Sickert also used photography in his work, but later in his career, the most notable works being Miss Gwen Ffrangcon-Davies as Isabella of France (fig 6) and Miss Earhart’s Arrival (fig 7).
Fig 6
Fig 7
In his earlier career, initially under instruction of Whistler, Sickert worked in an almost abstract way with his preliminary sketches, “concentrating on the central part of the motif first of all and then to work outwards towards the edges of the paper.” Later Sickert would move entirely away from this, Whistler’s favoured ‘alla prima’ technique, feeling it reduced the images and subjects too far into over-simplification, “The obligation, or effort to cover entirely necessitated an excessive simplification of both subject and background …. shows itself in subordinating, in arranging, in digesting any and every complication …… mastery …… is avid of complications.” As Sickert moved to France in 1883, met and was mentored by Degas, so his style changed. He found Degas’ methodology more in tune with his own ideas and ideals, and was able to adopt and adapt it to create his own style of work. Spending time creating detailed sketches of his subjects, which he them worked from, using under painting and building layers of paint, making changes and corrections as he developed the paintings. During this time Sickert also began to experiment with his subject matter, clearly influenced by Degas’ concentration on cafĂ© life, music hall and domestic subjects. The “painting of modern life”.

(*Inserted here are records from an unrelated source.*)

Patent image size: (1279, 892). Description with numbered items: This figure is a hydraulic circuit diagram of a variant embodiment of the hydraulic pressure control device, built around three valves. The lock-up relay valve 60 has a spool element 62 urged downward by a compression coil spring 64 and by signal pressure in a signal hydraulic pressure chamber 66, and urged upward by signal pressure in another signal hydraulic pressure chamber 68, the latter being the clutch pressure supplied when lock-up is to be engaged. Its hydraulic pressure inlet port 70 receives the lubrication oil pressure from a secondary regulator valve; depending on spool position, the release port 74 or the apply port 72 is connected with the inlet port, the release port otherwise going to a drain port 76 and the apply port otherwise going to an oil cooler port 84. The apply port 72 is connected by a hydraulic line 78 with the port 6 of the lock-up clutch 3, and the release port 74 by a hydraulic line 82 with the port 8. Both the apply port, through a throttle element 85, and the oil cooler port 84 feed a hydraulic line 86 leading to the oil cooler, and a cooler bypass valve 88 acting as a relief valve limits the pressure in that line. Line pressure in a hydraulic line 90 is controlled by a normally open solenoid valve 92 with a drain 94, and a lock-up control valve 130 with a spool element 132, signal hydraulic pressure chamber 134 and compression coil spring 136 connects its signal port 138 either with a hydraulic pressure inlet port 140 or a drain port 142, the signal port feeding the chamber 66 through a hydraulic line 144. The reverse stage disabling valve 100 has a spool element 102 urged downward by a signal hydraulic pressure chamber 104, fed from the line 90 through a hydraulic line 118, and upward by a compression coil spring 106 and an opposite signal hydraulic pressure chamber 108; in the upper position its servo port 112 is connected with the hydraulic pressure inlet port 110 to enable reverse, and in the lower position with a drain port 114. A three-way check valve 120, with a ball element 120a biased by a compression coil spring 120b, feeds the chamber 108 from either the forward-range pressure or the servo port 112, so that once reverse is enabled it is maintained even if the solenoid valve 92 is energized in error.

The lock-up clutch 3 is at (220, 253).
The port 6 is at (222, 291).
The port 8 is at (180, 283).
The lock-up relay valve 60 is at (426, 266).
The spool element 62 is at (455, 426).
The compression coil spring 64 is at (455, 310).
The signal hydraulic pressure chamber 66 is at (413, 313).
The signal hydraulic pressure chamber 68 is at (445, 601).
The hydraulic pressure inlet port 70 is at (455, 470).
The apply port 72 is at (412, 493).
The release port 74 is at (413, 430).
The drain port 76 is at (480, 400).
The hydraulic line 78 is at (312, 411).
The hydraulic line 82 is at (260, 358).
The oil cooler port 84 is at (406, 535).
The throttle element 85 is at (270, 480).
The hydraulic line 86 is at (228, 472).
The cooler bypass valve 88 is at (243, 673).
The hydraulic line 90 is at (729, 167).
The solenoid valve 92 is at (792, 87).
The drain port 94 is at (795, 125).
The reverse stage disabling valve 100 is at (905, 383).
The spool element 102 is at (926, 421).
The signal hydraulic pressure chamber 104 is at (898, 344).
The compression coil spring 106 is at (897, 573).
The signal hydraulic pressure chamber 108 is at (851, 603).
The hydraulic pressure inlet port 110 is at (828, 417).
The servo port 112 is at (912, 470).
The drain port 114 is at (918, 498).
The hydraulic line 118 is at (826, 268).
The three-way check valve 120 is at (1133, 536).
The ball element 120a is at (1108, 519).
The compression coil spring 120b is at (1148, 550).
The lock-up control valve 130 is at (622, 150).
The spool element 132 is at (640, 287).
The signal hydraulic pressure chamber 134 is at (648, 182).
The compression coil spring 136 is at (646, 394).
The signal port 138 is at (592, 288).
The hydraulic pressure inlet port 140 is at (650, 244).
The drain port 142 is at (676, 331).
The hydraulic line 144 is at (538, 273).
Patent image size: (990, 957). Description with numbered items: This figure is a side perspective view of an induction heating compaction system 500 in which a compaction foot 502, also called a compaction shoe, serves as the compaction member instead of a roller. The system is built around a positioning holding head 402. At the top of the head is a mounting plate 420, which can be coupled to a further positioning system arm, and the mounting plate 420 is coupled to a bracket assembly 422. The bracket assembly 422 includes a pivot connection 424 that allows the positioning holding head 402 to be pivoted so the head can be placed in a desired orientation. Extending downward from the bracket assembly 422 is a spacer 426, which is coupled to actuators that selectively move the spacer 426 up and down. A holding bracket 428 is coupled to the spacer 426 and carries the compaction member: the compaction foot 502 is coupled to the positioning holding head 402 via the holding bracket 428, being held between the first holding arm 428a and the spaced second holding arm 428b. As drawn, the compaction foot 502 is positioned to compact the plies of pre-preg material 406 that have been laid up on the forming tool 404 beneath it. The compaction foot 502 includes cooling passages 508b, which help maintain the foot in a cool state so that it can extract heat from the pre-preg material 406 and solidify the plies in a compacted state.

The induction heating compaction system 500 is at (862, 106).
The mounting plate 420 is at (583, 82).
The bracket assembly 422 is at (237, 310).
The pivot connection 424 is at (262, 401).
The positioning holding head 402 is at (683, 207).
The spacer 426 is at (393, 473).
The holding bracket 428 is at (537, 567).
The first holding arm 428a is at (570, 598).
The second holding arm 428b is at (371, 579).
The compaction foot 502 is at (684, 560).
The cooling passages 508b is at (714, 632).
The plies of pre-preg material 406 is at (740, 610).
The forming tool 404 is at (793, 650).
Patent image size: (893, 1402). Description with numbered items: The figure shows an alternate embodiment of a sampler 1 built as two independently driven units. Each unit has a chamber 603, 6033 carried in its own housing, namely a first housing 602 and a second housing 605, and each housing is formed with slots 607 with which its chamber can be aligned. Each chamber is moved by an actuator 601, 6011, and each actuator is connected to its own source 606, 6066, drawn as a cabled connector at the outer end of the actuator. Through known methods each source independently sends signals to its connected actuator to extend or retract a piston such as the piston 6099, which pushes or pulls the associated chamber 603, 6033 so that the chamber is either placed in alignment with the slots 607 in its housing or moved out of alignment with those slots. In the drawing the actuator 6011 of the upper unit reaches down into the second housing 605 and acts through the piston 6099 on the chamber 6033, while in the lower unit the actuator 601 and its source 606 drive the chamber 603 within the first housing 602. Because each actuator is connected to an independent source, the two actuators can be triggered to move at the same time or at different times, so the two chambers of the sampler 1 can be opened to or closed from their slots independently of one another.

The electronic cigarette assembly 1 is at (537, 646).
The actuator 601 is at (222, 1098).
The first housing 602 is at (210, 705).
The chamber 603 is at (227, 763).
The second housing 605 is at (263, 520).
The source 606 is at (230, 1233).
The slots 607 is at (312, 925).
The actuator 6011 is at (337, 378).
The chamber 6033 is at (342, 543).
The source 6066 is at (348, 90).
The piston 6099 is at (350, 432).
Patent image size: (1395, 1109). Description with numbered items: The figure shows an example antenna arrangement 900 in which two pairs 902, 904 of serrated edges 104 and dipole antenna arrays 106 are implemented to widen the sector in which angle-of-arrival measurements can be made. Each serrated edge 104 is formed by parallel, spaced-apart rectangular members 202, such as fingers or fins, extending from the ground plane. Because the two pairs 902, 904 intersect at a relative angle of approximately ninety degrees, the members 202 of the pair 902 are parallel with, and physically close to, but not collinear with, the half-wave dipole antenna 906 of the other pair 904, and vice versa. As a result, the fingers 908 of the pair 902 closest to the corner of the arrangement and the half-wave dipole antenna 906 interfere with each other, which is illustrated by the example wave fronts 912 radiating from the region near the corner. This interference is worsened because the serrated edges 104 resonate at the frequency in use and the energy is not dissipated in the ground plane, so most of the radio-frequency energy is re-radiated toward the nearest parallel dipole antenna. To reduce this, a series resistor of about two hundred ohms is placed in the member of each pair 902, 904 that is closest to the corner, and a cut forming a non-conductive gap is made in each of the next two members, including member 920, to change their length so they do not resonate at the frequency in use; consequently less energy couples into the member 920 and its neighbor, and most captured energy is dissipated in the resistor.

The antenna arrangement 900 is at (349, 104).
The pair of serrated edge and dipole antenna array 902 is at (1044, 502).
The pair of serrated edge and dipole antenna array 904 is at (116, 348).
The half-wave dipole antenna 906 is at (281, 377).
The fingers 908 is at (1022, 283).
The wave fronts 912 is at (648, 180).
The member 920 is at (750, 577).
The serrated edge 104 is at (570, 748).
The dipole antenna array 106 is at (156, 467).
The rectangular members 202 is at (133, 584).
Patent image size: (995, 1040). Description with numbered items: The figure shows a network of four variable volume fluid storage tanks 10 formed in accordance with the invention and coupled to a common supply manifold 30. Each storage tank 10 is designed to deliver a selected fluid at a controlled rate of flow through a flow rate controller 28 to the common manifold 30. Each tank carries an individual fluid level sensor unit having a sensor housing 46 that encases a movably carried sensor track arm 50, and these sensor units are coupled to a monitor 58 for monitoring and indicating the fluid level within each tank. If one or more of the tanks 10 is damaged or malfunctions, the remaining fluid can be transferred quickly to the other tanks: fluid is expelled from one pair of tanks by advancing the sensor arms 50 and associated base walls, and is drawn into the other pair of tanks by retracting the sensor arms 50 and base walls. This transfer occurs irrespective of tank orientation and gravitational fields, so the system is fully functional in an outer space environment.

As Sickert painted more of modern life, he was drawn to the grim reality of that life, his paintings became darker, his interiors became oppressive his style of painting more impressionistic. His figures went from interior working class domesticity Ennui (fig 8) to vulnerable nudes, The Rose Shoe (fig 9) and women of suggested easy virtue, Two Women on a Sofa - Le Tose (fig 10) In this move towards the seamier, less acceptable part of society, Sickert’s work became more interesting, stronger and much more important. At the same time it became, and remains controversial.
Fig 8
Fig 9
Fig 10
In conclusion, I consider the connection between Sickert and Saville to be more than a matter of vaguely similar subjects, both looking at and illustrating the unpopular, ugly truth of the reality of marginalised people’s lives. Both are painters influenced by great artists, but not slaves to that influence, artists who have developed their own styles and techniques and have created a tension within their works that forces the observer to create narrative to resolve these tensions, but do not supply the narrative themselves. Sickert and Saville have challenged our view of the validity of subjects and in doing so have created works which have opened us to understanding, empathising and the humanising those society usually considered to be beneath us.